La philosophe, poétesse et romancière ivoirienne est décédée le 15 septembre 2026.
C’est une voix singulière de la pensée et des lettres africaines qui s’est tue. La Professeure Tanella Boni est décédée le 15 septembre 2026. Avec elle, la Côte d’Ivoire perd une femme de lettres exceptionnelle, figure majeure de la littérature, de la poésie et de la pensée ivoiriennes et africaines.
Une vie de transmission et de création
Philosophe, universitaire, poétesse, romancière et essayiste, Tanella Boni a consacré une grande partie de sa vie au savoir et à la création. Docteure de l’Université Paris-Sorbonne, elle a enseigné la philosophie à l’Université de Cocody, devenue Université Félix Houphouët-Boigny. Elle a aussi présidé l’Association des écrivains de Côte d’Ivoire de 1991 à 1997.
Son œuvre, riche et plurielle, embrasse la poésie, le roman, l’essai, la littérature jeunesse et la critique littéraire. Elle y mêle une réflexion constante sur les femmes, la société et le monde contemporain. Une vie de crabe et Matins de couvre-feu comptent parmi ses titres les plus cités.
Un espace de liberté, de conscience et de dignité
Tanella Boni était de ces écrivaines qui ne se contentent pas d’écrire. Elle pensait, questionnait, témoignait et transmettait. De la littérature, elle faisait un espace de liberté, de conscience et de dignité, et n’a jamais cessé d’interroger le monde par la puissance des mots.
Une œuvre qui demeure
Si son corps nous quitte, ses livres, ses pensées et ses mots restent.

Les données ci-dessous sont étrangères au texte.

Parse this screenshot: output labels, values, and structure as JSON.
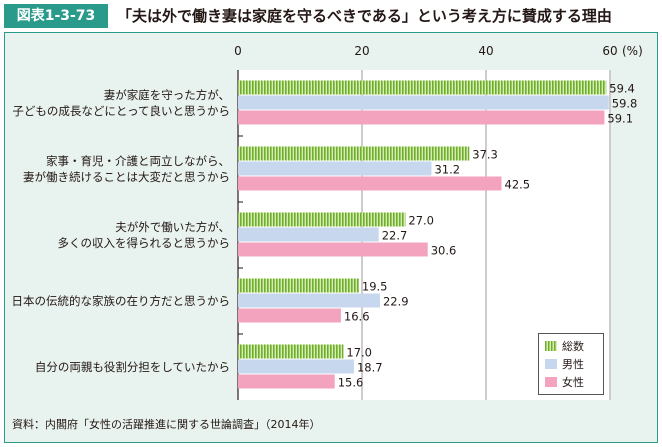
{
  "figure": {
    "label": "図表1-3-73",
    "title": "「夫は外で働き妻は家庭を守るべきである」という考え方に賛成する理由"
  },
  "source": "資料：内閣府「女性の活躍推進に関する世論調査」（2014年）",
  "chart_data": {
    "type": "bar",
    "orientation": "horizontal",
    "categories": [
      [
        "妻が家庭を守った方が、",
        "子どもの成長などにとって良いと思うから"
      ],
      [
        "家事・育児・介護と両立しながら、",
        "妻が働き続けることは大変だと思うから"
      ],
      [
        "夫が外で働いた方が、",
        "多くの収入を得られると思うから"
      ],
      [
        "日本の伝統的な家族の在り方だと思うから"
      ],
      [
        "自分の両親も役割分担をしていたから"
      ]
    ],
    "series": [
      {
        "name": "総数",
        "color": "#8dc63f",
        "pattern": "vertical-stripes",
        "values": [
          59.4,
          37.3,
          27.0,
          19.5,
          17.0
        ]
      },
      {
        "name": "男性",
        "color": "#c7d7ee",
        "values": [
          59.8,
          31.2,
          22.7,
          22.9,
          18.7
        ]
      },
      {
        "name": "女性",
        "color": "#f4a3bf",
        "values": [
          59.1,
          42.5,
          30.6,
          16.6,
          15.6
        ]
      }
    ],
    "x_ticks": [
      0,
      20,
      40,
      60
    ],
    "x_unit": "(%)",
    "xlim": [
      0,
      60
    ],
    "grid": true,
    "legend_position": "bottom-right"
  }
}
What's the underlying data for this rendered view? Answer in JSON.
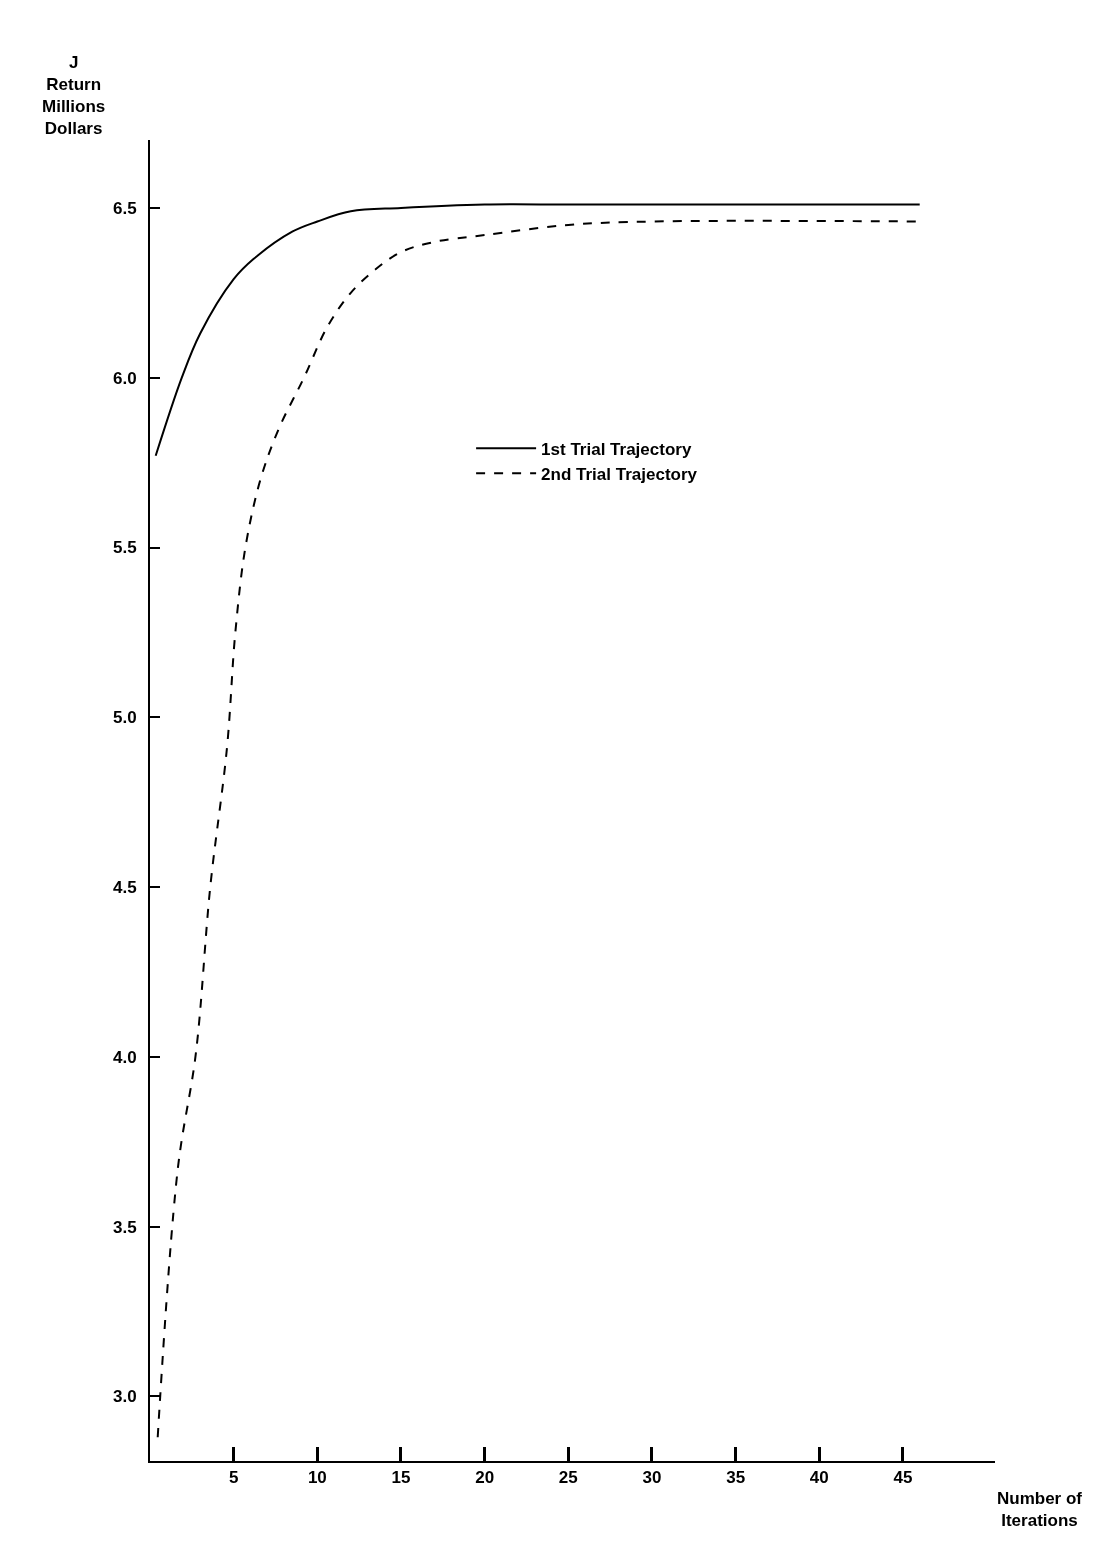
{
  "chart_data": {
    "type": "line",
    "xlabel": "Number of\nIterations",
    "ylabel": "J\nReturn\nMillions\nDollars",
    "xlim": [
      0,
      50.5
    ],
    "ylim": [
      2.81,
      6.7
    ],
    "xticks": [
      5,
      10,
      15,
      20,
      25,
      30,
      35,
      40,
      45
    ],
    "yticks": [
      {
        "value": 3.0,
        "label": "3.0"
      },
      {
        "value": 3.5,
        "label": "3.5"
      },
      {
        "value": 4.0,
        "label": "4.0"
      },
      {
        "value": 4.5,
        "label": "4.5"
      },
      {
        "value": 5.0,
        "label": "5.0"
      },
      {
        "value": 5.5,
        "label": "5.5"
      },
      {
        "value": 6.0,
        "label": "6.0"
      },
      {
        "value": 6.5,
        "label": "6.5"
      }
    ],
    "legend": "top",
    "marker": "none",
    "series": [
      {
        "name": "1st Trial Trajectory",
        "color": "#000000",
        "line_style": "solid",
        "x": [
          0.34,
          1.9,
          3.0,
          5,
          6.2,
          8.5,
          10,
          12,
          15,
          20,
          25,
          30,
          46
        ],
        "values": [
          5.77,
          6.0,
          6.13,
          6.29,
          6.35,
          6.43,
          6.46,
          6.49,
          6.5,
          6.51,
          6.51,
          6.51,
          6.51
        ]
      },
      {
        "name": "2nd Trial Trajectory",
        "color": "#000000",
        "line_style": "dashed",
        "x": [
          0.46,
          1.66,
          2.74,
          3.6,
          4.6,
          5.1,
          5.7,
          6.6,
          7.7,
          9.2,
          10.6,
          12,
          13.5,
          15,
          17,
          20,
          25,
          30,
          46
        ],
        "values": [
          2.88,
          3.67,
          4.01,
          4.5,
          4.91,
          5.25,
          5.5,
          5.7,
          5.85,
          6.0,
          6.15,
          6.25,
          6.32,
          6.37,
          6.4,
          6.42,
          6.45,
          6.46,
          6.46
        ]
      }
    ]
  }
}
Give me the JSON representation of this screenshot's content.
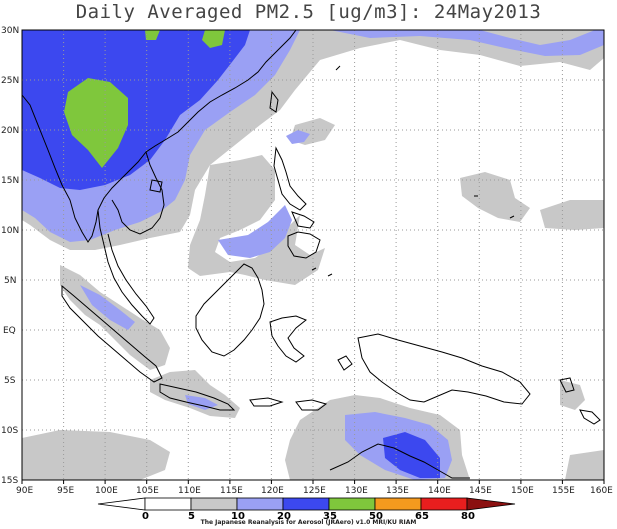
{
  "title": "Daily Averaged PM2.5 [ug/m3]: 24May2013",
  "credit": "The Japanese Reanalysis for Aerosol (JRAero) v1.0 MRI/KU RIAM",
  "lon_labels": [
    "90E",
    "95E",
    "100E",
    "105E",
    "110E",
    "115E",
    "120E",
    "125E",
    "130E",
    "135E",
    "140E",
    "145E",
    "150E",
    "155E",
    "160E"
  ],
  "lat_labels": [
    "30N",
    "25N",
    "20N",
    "15N",
    "10N",
    "5N",
    "EQ",
    "5S",
    "10S",
    "15S"
  ],
  "colorbar": {
    "labels": [
      "0",
      "5",
      "10",
      "20",
      "35",
      "50",
      "65",
      "80"
    ],
    "colors": [
      "#ffffff",
      "#ffffff",
      "#c8c8c8",
      "#9aa0f4",
      "#3c48ef",
      "#7fc73c",
      "#f59a1e",
      "#e81e1e",
      "#8b1010"
    ]
  },
  "colors": {
    "frame": "#000000",
    "grid": "#9a9a9a",
    "coast": "#000000"
  }
}
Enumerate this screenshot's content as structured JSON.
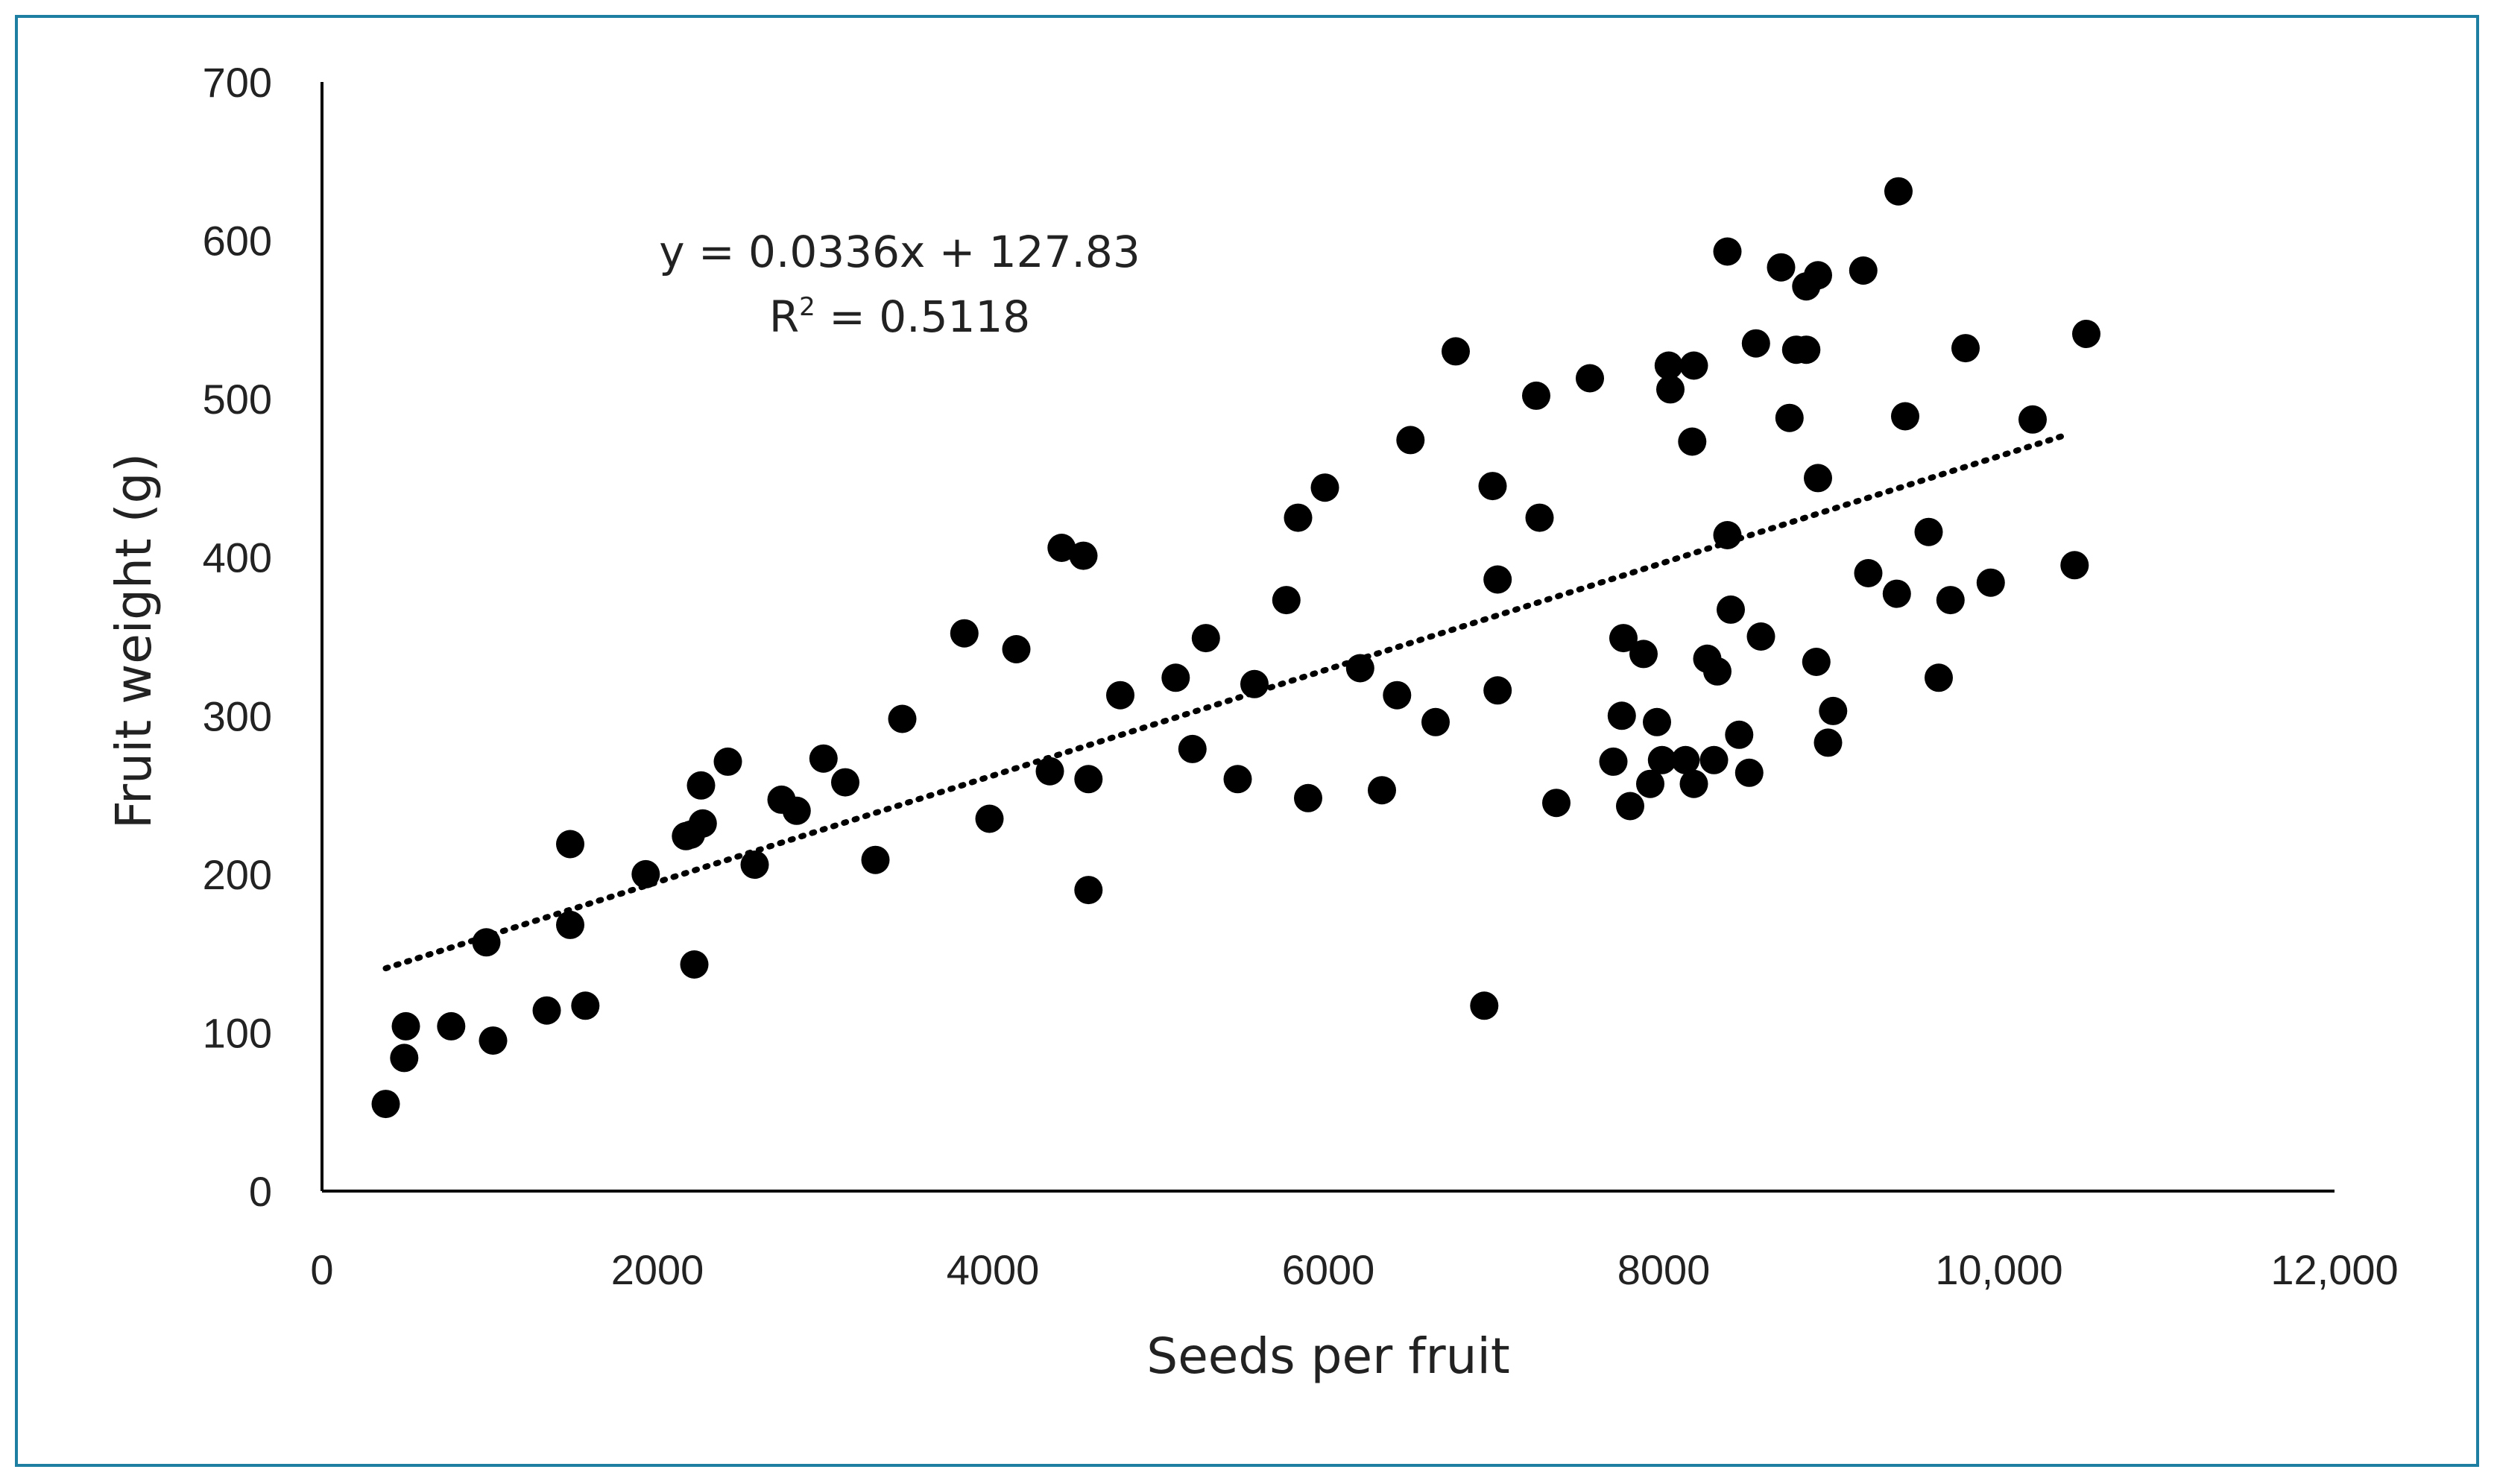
{
  "chart_data": {
    "type": "scatter",
    "title": "",
    "xlabel": "Seeds per fruit",
    "ylabel": "Fruit weight (g)",
    "xlim": [
      0,
      12000
    ],
    "ylim": [
      0,
      700
    ],
    "x_ticks": [
      "0",
      "2000",
      "4000",
      "6000",
      "8000",
      "10,000",
      "12,000"
    ],
    "x_tick_values": [
      0,
      2000,
      4000,
      6000,
      8000,
      10000,
      12000
    ],
    "y_ticks": [
      "0",
      "100",
      "200",
      "300",
      "400",
      "500",
      "600",
      "700"
    ],
    "y_tick_values": [
      0,
      100,
      200,
      300,
      400,
      500,
      600,
      700
    ],
    "grid": false,
    "marker_color": "#000000",
    "trendline": {
      "style": "dotted",
      "slope": 0.0336,
      "intercept": 127.83,
      "x_range": [
        380,
        10380
      ],
      "equation": "y = 0.0336x + 127.83",
      "r2_prefix": "R",
      "r2_sup": "2",
      "r2_value": " = 0.5118"
    },
    "points": [
      [
        380,
        55
      ],
      [
        490,
        84
      ],
      [
        500,
        104
      ],
      [
        770,
        104
      ],
      [
        980,
        157
      ],
      [
        1020,
        95
      ],
      [
        1340,
        114
      ],
      [
        1480,
        219
      ],
      [
        1480,
        168
      ],
      [
        1570,
        117
      ],
      [
        1930,
        200
      ],
      [
        2170,
        224
      ],
      [
        2200,
        225
      ],
      [
        2220,
        143
      ],
      [
        2260,
        256
      ],
      [
        2270,
        232
      ],
      [
        2420,
        271
      ],
      [
        2580,
        206
      ],
      [
        2740,
        247
      ],
      [
        2830,
        240
      ],
      [
        2990,
        273
      ],
      [
        3120,
        258
      ],
      [
        3300,
        209
      ],
      [
        3460,
        298
      ],
      [
        3830,
        352
      ],
      [
        3980,
        235
      ],
      [
        4140,
        342
      ],
      [
        4340,
        265
      ],
      [
        4410,
        406
      ],
      [
        4540,
        401
      ],
      [
        4570,
        260
      ],
      [
        4570,
        190
      ],
      [
        4760,
        313
      ],
      [
        5090,
        324
      ],
      [
        5190,
        279
      ],
      [
        5270,
        349
      ],
      [
        5460,
        260
      ],
      [
        5560,
        320
      ],
      [
        5750,
        373
      ],
      [
        5820,
        425
      ],
      [
        5880,
        248
      ],
      [
        5980,
        444
      ],
      [
        6190,
        330
      ],
      [
        6320,
        253
      ],
      [
        6410,
        313
      ],
      [
        6490,
        474
      ],
      [
        6640,
        296
      ],
      [
        6760,
        530
      ],
      [
        6930,
        117
      ],
      [
        6980,
        445
      ],
      [
        7010,
        386
      ],
      [
        7010,
        316
      ],
      [
        7240,
        502
      ],
      [
        7260,
        425
      ],
      [
        7360,
        245
      ],
      [
        7560,
        513
      ],
      [
        7700,
        271
      ],
      [
        7750,
        300
      ],
      [
        7760,
        349
      ],
      [
        7800,
        243
      ],
      [
        7880,
        339
      ],
      [
        7920,
        257
      ],
      [
        7960,
        296
      ],
      [
        7990,
        272
      ],
      [
        8030,
        521
      ],
      [
        8040,
        506
      ],
      [
        8130,
        272
      ],
      [
        8170,
        473
      ],
      [
        8180,
        521
      ],
      [
        8180,
        257
      ],
      [
        8260,
        336
      ],
      [
        8300,
        272
      ],
      [
        8320,
        328
      ],
      [
        8380,
        593
      ],
      [
        8380,
        414
      ],
      [
        8400,
        367
      ],
      [
        8450,
        288
      ],
      [
        8510,
        264
      ],
      [
        8550,
        535
      ],
      [
        8580,
        350
      ],
      [
        8700,
        583
      ],
      [
        8750,
        488
      ],
      [
        8790,
        531
      ],
      [
        8850,
        571
      ],
      [
        8850,
        531
      ],
      [
        8910,
        334
      ],
      [
        8920,
        578
      ],
      [
        8920,
        450
      ],
      [
        8980,
        283
      ],
      [
        9010,
        303
      ],
      [
        9190,
        581
      ],
      [
        9220,
        390
      ],
      [
        9390,
        377
      ],
      [
        9400,
        631
      ],
      [
        9440,
        489
      ],
      [
        9580,
        416
      ],
      [
        9640,
        324
      ],
      [
        9710,
        373
      ],
      [
        9800,
        532
      ],
      [
        9950,
        384
      ],
      [
        10200,
        487
      ],
      [
        10450,
        395
      ],
      [
        10520,
        541
      ]
    ]
  }
}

Son œuvre continuera d’habiter les bibliothèques, les écoles, les universités, les salons littéraires et la mémoire des lecteurs de demain, qui découvriront une femme convaincue que les mots peuvent être des sentinelles de l’espérance.
Les hommages se multiplient à l’endroit de sa famille, de ses proches, de la communauté universitaire et de l’ensemble du monde culturel ivoirien et africain, en deuil d’une des grandes voix de sa littérature.